Honorius lingers a moment with some further exhortations suggested by his parable, and then turns to the edification to be found in fables wisely composed by profane writers. Let not the congregation be scandalized; for the children of Israel despoiled the Egyptians of gold and gems and precious vesture, which they afterwards devoted to completing the tabernacle. Pious Christians spoil the Egyptians when they turn profane studies to spiritual account. The philosophers tell of a woman bound to a revolving wheel, her head now up now down. The wheel is this world’s glory, and the woman is that fortune which depends on it. Again, they tell of one who tries to roll a stone to the top of a mountain; but, near the top, it hurls the wretch prostrate with its weight and crashes back to the bottom; and again, of one whose liver is eaten by a vulture, and, when consumed, grows again. The man who pushes up the stone is he who toilsomely amasses dignities, to be plunged by them to hell; and he of the liver is the man upon whose heart lust feeds. From that pest, they say, Medusa sprang, with noble form exciting many to lust, but with her look turning them to stone. She is wantonness, who turns to stone the hearts of the lewd through their lustful pleasure. Perseus slew her, covering himself with his crystalline shield; for the strong man, gazing into virtue’s mirror, averts his heart’s countenance (i.e. from wantonness). The sword with which he kills her is the fear of everlasting fire.
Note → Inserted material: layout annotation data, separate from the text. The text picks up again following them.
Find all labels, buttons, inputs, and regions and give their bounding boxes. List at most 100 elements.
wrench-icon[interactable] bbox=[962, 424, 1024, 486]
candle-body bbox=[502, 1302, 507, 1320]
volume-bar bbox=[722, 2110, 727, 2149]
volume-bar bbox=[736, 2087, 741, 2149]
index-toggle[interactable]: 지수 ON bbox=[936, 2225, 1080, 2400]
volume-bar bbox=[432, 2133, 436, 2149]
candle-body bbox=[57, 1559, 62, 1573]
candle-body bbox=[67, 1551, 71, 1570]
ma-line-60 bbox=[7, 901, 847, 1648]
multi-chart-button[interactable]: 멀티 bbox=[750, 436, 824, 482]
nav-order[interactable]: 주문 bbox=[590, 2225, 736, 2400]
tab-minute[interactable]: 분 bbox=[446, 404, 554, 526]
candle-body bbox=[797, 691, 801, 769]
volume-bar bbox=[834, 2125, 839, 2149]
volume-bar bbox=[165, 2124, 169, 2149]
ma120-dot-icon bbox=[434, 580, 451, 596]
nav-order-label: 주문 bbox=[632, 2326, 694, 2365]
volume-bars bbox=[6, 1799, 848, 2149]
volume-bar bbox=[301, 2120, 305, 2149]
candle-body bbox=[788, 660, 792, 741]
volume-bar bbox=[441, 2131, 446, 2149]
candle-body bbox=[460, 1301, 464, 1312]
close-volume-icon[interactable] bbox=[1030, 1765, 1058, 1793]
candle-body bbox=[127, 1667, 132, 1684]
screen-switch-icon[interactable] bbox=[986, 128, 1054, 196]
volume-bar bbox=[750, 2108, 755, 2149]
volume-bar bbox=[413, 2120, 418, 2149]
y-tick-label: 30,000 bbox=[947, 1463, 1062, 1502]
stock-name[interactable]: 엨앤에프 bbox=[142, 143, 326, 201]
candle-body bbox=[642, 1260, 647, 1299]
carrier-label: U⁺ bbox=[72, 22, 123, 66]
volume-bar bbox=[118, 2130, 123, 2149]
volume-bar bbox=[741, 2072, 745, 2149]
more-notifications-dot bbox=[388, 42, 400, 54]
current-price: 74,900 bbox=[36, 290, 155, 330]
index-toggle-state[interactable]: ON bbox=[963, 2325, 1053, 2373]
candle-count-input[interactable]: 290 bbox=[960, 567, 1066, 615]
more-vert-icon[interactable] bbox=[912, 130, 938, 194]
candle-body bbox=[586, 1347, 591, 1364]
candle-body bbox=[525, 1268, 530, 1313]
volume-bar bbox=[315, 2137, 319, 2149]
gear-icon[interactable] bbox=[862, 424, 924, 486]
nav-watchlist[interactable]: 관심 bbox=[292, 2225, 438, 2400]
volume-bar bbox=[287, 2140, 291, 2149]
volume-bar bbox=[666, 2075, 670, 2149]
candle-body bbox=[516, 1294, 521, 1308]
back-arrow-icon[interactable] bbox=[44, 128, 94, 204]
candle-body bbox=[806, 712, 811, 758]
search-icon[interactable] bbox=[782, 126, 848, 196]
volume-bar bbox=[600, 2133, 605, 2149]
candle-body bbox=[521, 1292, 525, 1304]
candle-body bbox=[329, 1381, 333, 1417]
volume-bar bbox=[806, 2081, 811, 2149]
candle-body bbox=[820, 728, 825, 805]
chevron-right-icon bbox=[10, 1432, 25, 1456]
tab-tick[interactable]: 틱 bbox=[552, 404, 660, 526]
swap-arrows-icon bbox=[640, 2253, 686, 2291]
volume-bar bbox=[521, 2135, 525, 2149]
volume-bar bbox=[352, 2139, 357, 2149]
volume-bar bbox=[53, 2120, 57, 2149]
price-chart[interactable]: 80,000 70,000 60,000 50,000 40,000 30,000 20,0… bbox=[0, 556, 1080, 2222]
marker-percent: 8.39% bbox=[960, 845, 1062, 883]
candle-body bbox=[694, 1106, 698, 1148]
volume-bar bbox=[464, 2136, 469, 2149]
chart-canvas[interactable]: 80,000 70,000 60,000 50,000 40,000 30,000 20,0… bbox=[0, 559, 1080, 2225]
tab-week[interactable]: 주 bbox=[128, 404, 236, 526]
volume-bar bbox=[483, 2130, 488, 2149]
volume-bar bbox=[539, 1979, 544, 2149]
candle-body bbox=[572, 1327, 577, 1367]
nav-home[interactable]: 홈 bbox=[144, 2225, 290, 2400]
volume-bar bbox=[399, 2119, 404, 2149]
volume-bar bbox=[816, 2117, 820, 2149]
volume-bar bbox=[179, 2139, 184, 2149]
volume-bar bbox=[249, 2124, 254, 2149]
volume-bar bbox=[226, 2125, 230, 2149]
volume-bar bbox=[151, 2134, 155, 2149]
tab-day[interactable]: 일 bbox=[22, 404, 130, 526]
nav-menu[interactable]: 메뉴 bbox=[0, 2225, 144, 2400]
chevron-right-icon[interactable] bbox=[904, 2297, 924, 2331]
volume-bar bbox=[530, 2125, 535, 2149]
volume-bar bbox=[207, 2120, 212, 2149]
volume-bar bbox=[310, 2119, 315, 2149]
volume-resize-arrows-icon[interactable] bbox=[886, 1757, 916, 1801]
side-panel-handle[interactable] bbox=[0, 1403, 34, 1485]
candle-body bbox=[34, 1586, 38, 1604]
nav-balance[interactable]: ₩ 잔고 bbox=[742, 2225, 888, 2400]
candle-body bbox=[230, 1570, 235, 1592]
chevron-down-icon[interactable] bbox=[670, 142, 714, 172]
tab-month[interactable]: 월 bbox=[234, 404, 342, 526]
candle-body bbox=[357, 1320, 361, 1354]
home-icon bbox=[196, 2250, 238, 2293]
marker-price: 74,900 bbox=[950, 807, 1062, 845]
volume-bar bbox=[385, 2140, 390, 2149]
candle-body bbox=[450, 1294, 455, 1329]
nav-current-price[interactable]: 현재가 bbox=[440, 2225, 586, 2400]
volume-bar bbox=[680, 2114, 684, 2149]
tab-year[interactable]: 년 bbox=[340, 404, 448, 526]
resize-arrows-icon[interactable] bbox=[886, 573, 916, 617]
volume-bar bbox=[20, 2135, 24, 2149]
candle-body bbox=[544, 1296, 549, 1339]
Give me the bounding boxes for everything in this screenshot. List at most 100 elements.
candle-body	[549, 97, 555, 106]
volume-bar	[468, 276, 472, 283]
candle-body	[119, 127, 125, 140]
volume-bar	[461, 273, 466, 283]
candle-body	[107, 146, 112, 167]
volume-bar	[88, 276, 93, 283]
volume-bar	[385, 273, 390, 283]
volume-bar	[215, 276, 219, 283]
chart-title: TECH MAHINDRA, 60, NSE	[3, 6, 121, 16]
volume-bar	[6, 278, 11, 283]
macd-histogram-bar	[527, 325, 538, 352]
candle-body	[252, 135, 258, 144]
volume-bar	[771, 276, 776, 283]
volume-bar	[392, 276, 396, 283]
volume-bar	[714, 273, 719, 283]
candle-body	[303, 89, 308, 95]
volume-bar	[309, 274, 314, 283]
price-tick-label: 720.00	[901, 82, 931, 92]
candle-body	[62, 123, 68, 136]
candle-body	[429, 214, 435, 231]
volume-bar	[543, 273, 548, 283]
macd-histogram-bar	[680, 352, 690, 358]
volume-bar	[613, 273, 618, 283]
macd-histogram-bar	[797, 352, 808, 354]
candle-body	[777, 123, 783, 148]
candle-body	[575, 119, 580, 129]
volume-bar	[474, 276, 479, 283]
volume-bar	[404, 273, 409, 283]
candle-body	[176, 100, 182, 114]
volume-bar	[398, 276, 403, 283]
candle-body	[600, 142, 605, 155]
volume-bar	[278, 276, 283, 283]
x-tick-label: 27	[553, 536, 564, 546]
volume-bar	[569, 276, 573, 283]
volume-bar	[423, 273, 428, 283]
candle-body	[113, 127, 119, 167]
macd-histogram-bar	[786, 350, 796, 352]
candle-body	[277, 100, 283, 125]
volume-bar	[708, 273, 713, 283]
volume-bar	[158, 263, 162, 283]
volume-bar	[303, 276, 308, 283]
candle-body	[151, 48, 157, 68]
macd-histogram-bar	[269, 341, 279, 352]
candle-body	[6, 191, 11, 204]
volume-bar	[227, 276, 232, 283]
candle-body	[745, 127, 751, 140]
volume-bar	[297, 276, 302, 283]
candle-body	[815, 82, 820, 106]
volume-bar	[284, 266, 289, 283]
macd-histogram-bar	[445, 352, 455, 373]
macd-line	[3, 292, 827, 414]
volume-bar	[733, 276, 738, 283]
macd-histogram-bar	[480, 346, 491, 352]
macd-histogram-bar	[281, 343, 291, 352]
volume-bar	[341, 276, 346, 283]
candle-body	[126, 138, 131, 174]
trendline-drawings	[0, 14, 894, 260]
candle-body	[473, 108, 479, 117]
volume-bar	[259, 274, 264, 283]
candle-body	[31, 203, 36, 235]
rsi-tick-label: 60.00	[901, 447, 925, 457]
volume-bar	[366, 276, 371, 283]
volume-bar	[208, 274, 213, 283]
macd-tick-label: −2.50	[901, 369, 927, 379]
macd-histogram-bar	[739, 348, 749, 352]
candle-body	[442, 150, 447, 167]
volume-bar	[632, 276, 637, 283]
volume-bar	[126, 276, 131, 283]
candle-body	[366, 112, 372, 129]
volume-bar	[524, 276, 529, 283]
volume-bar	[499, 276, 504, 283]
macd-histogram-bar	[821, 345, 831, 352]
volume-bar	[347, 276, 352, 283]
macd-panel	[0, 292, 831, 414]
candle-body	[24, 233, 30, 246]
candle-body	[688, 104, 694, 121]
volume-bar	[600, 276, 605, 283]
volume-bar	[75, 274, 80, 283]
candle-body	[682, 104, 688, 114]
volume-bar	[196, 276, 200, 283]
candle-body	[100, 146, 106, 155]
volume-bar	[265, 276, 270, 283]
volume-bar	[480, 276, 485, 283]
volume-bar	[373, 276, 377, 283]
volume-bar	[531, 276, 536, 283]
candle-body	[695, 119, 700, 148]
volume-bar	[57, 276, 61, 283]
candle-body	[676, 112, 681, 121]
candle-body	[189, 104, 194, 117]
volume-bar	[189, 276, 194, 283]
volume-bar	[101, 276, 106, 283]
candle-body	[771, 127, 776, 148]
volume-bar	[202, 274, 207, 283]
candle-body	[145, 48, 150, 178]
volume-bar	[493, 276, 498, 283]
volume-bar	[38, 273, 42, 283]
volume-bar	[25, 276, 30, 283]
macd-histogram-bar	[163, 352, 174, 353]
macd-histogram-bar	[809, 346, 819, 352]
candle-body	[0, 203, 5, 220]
Then, continues Honorius, we read of a boy brought up by one of the Fathers in a hermitage; but as he grew to youth he was tickled with lust. The Father commanded him to go alone into the desert and pass forty days in fasting and prayer. When some twenty days had passed, there appeared a naked woman foul and stinking, who thrust herself upon him, and he, unable to endure her stench, began to repel her. At which she asked: “Why do you shudder at the sight of me for whom you burned? I am the image of lust, which appears sweet to men’s hearts. If you had not obeyed the Father, you would have been overthrown by me as others have been.” So he thanked God for snatching him from the spirit of fornication. Many other examples lead us to the path of life.